The investment corporation’s economic issues were most recently apparent when trucking companies it owned filed for creditor protection in December. The companies posted losses of $18 million in 2018-19 alone.
The investment corporation said in December it had sunk $37.6 million into the four companies over the years to keep them afloat. The decision to close the companies was said to affect 40 employees, alongside freelance owner-operators associated with the companies’ operations.
Morven MacPherson in a photo on the Tłı̨chǫ Investment Corporation’s website.
MacPherson said she had been trying to drive change at the investment corporation – change she said Tłı̨chǫ citizens had requested.
“We were trying to improve the organization, make it better,” she said. “And so for me, being removed from that board when I was part of that important work, I’m really sad for the people of the Tłı̨chǫ nation.”
One resident, Doreen Arrowmaker, said she was unhappy to hear the board would lose MacPherson’s “integrity.”
“I wasn’t happy with it,” said Arrowmaker, who made clear she was speaking as a concerned Tłı̨chǫ citizen and not on behalf of any organization. “I know every decision that she has made thus far … her focus has always been the vulnerable Tłı̨chǫ citizens.
“I’d like to see fairness and equality, a transparent process. To come up with a plan to remove the chairperson, a highly educated woman for that matter, who has a strong background in business … I think it’s an unwise move.”
‘They go and remove the only lady’
Why she was removed remains unclear to MacPherson, who said she couldn’t think of any reason.
“I didn’t do anything that I wasn’t supposed to do, as far as I’m aware, and any decision I made was done with my other board members. I didn’t go ahead and do anything on my own,” she said.

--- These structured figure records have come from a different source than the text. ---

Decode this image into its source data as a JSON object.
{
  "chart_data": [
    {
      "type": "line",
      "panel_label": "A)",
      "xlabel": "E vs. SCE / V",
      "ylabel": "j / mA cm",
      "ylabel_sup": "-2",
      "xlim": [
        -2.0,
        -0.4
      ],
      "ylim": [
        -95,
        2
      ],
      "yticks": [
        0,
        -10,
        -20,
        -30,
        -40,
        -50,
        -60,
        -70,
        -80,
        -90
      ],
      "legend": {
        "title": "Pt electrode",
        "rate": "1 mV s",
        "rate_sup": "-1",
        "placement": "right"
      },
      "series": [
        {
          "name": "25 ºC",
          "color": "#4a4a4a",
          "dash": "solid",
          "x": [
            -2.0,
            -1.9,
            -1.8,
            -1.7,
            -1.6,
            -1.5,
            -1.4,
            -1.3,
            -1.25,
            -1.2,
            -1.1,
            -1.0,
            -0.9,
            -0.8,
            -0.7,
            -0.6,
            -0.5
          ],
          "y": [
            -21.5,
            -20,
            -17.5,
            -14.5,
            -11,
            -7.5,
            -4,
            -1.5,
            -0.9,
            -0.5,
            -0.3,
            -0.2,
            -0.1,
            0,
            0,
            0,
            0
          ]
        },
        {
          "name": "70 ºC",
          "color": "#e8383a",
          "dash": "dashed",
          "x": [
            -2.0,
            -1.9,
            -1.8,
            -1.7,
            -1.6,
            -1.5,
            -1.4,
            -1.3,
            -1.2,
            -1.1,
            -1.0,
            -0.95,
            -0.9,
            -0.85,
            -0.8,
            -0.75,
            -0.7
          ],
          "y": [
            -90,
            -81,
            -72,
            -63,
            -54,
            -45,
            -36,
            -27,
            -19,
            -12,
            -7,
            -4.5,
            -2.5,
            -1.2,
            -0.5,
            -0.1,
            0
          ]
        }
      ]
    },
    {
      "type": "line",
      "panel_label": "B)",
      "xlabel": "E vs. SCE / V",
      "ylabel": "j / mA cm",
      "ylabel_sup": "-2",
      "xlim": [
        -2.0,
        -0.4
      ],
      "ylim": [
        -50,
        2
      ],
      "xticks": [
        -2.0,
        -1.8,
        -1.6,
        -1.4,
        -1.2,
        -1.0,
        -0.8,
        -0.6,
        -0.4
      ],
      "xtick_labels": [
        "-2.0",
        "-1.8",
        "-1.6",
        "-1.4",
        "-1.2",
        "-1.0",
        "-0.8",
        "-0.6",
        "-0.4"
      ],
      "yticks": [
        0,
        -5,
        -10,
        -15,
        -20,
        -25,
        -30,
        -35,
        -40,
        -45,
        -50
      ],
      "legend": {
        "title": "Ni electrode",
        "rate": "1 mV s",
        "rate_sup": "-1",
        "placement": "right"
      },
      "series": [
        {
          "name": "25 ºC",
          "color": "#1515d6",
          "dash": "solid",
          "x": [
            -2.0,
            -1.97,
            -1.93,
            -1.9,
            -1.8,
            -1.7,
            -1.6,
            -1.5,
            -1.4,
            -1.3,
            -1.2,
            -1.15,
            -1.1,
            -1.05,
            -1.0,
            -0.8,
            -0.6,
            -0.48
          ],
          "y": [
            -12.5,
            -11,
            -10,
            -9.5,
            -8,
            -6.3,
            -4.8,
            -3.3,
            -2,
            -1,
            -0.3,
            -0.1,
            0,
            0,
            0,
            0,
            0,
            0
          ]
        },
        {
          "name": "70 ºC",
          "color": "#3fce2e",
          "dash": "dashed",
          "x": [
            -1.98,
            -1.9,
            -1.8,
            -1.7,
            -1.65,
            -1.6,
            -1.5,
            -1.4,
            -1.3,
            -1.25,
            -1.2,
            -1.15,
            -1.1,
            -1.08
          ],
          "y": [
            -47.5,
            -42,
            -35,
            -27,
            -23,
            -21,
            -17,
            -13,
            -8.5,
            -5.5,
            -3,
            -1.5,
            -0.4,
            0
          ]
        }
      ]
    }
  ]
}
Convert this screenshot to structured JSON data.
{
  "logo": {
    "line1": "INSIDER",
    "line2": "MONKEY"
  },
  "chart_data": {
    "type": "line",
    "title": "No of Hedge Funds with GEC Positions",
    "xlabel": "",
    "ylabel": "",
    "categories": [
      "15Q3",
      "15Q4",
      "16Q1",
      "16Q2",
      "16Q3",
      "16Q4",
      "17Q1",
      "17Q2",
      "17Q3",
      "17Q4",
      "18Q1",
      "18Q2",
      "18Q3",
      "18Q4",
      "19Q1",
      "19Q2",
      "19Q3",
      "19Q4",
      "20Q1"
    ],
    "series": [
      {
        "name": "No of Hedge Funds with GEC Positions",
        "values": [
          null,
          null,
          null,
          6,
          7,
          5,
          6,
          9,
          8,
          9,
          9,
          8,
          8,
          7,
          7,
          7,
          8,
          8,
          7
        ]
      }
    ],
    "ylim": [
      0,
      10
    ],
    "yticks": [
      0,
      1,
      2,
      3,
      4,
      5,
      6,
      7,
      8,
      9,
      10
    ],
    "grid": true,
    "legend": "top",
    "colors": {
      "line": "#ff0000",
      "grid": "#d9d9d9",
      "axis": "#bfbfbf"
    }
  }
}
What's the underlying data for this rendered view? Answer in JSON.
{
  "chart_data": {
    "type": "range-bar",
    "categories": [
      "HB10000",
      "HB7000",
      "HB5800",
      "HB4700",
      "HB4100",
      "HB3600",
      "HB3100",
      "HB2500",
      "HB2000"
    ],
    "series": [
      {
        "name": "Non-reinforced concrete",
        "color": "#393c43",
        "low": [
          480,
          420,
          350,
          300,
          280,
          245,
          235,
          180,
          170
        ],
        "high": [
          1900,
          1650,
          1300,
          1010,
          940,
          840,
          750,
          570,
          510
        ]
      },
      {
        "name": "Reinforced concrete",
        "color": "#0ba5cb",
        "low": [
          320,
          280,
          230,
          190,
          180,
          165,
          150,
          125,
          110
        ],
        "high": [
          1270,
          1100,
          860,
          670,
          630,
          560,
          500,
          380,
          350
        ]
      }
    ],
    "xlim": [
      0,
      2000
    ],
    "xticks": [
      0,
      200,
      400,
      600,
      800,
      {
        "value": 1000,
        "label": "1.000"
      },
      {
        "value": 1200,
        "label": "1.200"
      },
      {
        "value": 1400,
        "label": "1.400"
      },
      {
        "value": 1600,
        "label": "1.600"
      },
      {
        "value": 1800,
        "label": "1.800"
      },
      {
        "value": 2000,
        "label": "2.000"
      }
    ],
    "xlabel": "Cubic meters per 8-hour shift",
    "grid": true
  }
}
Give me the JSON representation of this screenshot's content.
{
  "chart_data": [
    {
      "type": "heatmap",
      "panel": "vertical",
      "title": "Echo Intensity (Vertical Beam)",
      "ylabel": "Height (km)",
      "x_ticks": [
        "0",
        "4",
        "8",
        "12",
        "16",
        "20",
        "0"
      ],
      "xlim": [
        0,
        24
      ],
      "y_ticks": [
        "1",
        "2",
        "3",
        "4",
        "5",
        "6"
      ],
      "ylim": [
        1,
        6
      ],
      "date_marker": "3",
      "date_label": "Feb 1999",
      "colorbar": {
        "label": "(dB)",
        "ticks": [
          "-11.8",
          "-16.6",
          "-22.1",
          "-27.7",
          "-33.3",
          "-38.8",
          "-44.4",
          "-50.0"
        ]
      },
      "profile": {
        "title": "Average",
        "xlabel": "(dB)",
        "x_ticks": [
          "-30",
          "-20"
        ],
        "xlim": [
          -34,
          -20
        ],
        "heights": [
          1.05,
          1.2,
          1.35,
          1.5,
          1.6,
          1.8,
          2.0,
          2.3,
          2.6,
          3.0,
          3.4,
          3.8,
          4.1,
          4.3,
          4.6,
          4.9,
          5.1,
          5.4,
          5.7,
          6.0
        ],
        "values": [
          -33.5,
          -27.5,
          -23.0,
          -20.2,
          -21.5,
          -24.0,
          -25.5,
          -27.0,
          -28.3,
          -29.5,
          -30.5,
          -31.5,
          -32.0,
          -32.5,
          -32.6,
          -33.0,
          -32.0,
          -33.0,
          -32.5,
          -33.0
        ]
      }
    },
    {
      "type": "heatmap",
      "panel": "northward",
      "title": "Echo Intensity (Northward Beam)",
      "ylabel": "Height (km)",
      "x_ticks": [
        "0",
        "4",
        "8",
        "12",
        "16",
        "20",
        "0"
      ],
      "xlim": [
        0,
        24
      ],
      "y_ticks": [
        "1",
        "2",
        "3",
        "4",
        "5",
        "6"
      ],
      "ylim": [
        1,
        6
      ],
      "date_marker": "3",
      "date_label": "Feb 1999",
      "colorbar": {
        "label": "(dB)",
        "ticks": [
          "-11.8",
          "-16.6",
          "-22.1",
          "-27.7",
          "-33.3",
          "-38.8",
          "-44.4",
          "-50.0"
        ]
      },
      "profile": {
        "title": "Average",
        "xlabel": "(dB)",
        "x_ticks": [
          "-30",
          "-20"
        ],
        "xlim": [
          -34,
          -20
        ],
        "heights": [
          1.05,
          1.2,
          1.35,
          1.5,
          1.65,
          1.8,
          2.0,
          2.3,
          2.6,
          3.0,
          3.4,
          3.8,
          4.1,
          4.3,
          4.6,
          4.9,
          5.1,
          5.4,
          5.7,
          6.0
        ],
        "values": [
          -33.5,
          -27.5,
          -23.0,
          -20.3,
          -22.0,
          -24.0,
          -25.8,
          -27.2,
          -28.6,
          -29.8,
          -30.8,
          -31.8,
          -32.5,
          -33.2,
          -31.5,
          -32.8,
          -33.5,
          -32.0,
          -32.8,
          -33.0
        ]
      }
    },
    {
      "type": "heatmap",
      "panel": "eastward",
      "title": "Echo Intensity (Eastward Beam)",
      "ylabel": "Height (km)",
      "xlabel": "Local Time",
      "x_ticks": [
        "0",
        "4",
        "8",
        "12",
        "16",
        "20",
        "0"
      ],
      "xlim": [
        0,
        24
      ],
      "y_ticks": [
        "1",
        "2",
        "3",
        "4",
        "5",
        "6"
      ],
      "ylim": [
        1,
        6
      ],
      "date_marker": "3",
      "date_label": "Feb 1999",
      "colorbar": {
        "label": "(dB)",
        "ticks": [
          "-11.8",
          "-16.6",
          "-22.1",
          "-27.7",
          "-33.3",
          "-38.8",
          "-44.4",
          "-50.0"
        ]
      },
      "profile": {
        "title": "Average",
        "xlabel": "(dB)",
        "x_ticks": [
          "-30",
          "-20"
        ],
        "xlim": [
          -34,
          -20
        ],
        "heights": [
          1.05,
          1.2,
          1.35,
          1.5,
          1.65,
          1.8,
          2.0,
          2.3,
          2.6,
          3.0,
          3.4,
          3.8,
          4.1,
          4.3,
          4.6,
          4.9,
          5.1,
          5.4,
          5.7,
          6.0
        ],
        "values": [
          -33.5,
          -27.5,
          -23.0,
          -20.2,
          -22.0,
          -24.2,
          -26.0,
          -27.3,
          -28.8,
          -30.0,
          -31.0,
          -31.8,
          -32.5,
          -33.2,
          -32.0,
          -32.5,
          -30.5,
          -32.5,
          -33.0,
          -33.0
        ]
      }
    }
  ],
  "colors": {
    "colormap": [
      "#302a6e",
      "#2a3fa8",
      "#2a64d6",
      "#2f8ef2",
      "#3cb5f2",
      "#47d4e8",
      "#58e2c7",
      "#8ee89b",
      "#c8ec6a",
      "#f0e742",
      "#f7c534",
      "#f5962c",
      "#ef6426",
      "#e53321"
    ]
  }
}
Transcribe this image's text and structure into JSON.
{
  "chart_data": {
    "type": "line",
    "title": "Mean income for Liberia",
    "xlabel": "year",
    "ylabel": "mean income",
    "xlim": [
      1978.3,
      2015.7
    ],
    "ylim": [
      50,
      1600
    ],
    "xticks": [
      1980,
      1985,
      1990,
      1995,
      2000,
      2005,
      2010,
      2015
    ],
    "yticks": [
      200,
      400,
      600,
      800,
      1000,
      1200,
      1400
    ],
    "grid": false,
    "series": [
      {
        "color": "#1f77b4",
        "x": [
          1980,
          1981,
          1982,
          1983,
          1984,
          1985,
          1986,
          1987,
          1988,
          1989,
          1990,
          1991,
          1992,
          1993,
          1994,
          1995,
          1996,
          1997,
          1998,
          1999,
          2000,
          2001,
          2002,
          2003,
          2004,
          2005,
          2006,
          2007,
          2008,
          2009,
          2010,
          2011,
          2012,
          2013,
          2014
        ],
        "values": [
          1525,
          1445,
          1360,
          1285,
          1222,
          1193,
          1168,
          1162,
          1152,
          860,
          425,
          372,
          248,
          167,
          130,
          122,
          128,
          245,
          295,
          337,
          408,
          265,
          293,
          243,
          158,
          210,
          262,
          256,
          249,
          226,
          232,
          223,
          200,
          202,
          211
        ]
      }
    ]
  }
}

MacPherson said some people didn’t like her motivations for joining the board, which she made clear on her appointment.
“When I got on that board, I made it very clear that I was not sitting on that board for myself, I was not sitting on that board for my family, and I was not sitting on that board for my friend,” she said. (In the past, the Tłı̨chǫ Investment Corporation has been accused of running some companies like “personal fiefdoms” for chiefs and their friends and relatives.)
“I made it very clear that I was there to represent all Tłı̨chǫ shareholders, which is every single Tłı̨chǫ citizen,” said MacPherson.
Blondin said he was not aware of any reason why MacPherson was removed. She has held roles in the Tłı̨chǫ Government and is currently Monfwi MLA Jackson Lafferty’s constituency assistant in Yellowknife.
The only female member on the investment corporation’s board, MacPherson said she had been in touch with several women since news of her removal.
“The ladies are upset because I was one lady on a board of six,” she said. “All the chiefs are men. So they go and remove the only lady that was on the board, an educated lady.”
Arrowmaker said many educated women find it difficult working and sharing their skills in a patriarchal system.
“It’s almost as if we have to jump through many hoops to prove ourselves to be worthy,” said Arrowmaker.
“It’s such an unfair system that we have. Inequality is so great.”